Bitcoin (BTC) has been under significant selling pressure in February, reflecting broader market anxieties driven by economic headwinds, tariff tensions, and geopolitical risks.
Data provided by TradingView shows that King Crypto is now down more than 48% from its October all-time high, trading near $65,500 after dipping below $63,000 earlier in the trading session.

BTC/USD 1-day chart
Its price has recovered slightly from the recent low of $90,000 set on February 6th, but it has a lot of work to do before it gets back to its winning ways and helps lift sentiment in the crypto market, which is currently registered as an 11 on the Fear & Greed Index, putting it in Extreme Fear territory.
And things could get worse before they get better, with prediction markets pricing a 42% chance of Bitcoin falling below $60,000 before February ends, amid accelerating capital outflows. Traders are eyeing support clusters in the low $60,000s as a potential bounce zone, but a break lower could target $50,000 or even $47,000 based on historical volume nodes.
Zooming out to the macro picture, this downturn aligns with a broader risk-off environment, where U.S. stocks and other cryptos have also faced pressure, exacerbating Bitcoin's beta-driven moves.
As for when the crypto winter will end, analyst projections vary, but many suggest the downturn is in its later stages, with a potential bottom forming soon.
Among the more hopeful are Compass Point analysts, who indicate the crypto bear is in its "final innings," forecasting a floor between $60,000 and $68,000, supported by long-term buying. Bernstein also maintains a bullish long-term view, calling the current selloff the "weakest bear case in history" and reaffirming a $150,000 target by end-2026.
However, more conservative voices, like Benjamin Cowen, warn that any near-term bounce may be temporary, with the cycle potentially not bottoming until October 2026. Others anticipate a prolonged stagnation until Q3 2026, though holding above $60,000 could signal a Wyckoff-style accumulation phase leading to upside in Q2.
Overall, while short-term risks persist, institutional inflows and historical patterns point to recovery by late 2026, potentially driven by easing macro conditions. At the time of writing, Bitcoin trades at $65,458, a decline of 3.3% on the 7-day chart.
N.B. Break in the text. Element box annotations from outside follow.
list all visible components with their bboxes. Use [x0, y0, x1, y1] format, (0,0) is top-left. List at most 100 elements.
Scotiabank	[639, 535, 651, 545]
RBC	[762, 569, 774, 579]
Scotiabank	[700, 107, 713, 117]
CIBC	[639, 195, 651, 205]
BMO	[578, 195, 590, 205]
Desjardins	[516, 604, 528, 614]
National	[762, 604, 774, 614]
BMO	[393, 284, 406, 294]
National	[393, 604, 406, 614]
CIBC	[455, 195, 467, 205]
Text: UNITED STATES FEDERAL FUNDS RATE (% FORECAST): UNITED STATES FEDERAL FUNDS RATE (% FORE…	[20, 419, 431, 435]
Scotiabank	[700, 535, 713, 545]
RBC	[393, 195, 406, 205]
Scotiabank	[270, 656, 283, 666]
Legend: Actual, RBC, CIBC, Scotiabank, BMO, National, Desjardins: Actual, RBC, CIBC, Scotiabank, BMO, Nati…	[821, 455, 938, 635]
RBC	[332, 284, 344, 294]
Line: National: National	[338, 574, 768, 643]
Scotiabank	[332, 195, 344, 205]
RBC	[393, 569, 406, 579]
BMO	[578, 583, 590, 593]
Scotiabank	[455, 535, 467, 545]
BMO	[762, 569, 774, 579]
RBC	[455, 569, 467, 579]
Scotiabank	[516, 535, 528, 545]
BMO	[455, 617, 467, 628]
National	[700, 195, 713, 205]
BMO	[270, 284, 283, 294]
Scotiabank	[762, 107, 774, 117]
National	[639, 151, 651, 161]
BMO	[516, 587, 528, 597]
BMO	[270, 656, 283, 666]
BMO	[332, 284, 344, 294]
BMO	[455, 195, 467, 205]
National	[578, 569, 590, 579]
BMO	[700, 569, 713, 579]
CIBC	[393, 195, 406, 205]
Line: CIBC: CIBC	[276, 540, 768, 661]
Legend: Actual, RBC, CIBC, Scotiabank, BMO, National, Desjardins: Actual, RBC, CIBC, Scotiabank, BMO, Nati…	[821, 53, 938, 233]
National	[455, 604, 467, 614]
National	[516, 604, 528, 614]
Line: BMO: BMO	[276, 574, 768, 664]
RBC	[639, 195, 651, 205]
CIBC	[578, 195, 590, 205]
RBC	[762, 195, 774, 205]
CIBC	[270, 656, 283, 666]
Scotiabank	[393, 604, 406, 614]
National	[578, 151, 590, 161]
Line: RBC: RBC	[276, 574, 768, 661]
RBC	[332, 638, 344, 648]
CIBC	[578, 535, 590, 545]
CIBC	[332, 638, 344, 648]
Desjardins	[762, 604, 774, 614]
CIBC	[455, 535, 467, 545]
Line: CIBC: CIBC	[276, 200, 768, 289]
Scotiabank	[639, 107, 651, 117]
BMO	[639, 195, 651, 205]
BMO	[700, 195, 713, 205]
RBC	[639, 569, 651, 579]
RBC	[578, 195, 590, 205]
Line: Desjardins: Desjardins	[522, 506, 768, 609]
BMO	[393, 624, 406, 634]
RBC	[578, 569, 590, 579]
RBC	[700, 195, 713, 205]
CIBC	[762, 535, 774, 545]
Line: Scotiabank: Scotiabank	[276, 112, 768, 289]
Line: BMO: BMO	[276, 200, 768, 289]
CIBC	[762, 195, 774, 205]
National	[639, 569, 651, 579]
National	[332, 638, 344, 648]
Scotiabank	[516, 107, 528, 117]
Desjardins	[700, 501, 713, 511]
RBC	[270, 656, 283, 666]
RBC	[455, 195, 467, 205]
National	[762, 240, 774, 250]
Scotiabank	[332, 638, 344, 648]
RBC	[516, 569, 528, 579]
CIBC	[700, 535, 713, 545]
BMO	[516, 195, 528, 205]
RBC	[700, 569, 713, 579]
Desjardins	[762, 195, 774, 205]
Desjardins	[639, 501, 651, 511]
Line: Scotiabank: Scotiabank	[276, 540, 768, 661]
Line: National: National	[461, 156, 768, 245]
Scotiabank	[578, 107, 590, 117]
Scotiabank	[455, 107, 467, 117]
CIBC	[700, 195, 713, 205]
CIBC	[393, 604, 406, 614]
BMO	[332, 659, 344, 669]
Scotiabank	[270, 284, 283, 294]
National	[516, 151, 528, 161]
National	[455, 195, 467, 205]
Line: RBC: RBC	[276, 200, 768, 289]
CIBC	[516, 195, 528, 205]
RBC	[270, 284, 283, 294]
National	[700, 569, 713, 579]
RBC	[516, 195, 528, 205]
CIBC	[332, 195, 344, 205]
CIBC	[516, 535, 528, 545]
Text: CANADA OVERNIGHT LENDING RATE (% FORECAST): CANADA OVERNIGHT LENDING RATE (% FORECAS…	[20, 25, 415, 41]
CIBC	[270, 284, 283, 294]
Canton: A Beacon of Institutional Strength in the Crypto Winter
Amid the red across the market, the Canton Network (CC) has emerged as a resilient player. Directly appealing to the Wall Street crowd, Canton is designed as a privacy-enabled Layer 1 blockchain for institutional finance and real-world asset (RWA) tokenization.
Launched in May 2023 by Digital Asset Holdings and a consortium of banks, Canton enables secure, interoperable connections across financial systems while preserving data privacy through configurable controls. Its native utility token, CC (Canton Coin), powers network fees, rewards stakeholders for real usage, and aligns incentives for builders, users, and operators via a "burn-mint equilibrium" model that burns ~2.5 billion tokens annually.
While the broader market has been in freefall, CC has held up strongly, continuing to trade near $0.16 after hitting an all-time high of $0.195 on February 3rd.

CC/USD 1-day chart
The chart shows that Canton has demonstrated resilience, outperforming the market with a $6.1 billion market cap, ranking 14th among cryptos, and daily volumes exceeding $8 million.
The support for the CC price has largely been driven by institutional demand and deflationary burns, with 15 million tokens destroyed daily, equating to 14% of its market cap annually. The platform boasts institutional-grade features that are luring big money on-chain, including privacy for regulated entities, seamless RWA integration, and partnerships that bridge TradFi and blockchain.
Key collaborations include DTCC's initiative to tokenize DTC-custodied U.S. Treasury securities on Canton, enabling on-chain liquidity for over $100 trillion in assets, with an MVP planned for H1 2026. JPMorgan is also involved in the project, deploying its JPM Coin on the network and extending institutional payments.
In total, Canton is backed by over 600 institutions – including Goldman Sachs, BNP Paribas, and BNY Mellon – and manages $6 trillion in tokenized assets. It is positioned for exponential growth in a $10 trillion RWA market by 2030, as the tokenization revolution heats up.
Overall, CC’s focus on real utility insulates it from retail-driven crashes, making it a strong, defensive pick for portfolios eyeing long-term TradFi adoption. At the time of writing, CC trades at $0.162, a decrease of 2.5% on the 7-day chart.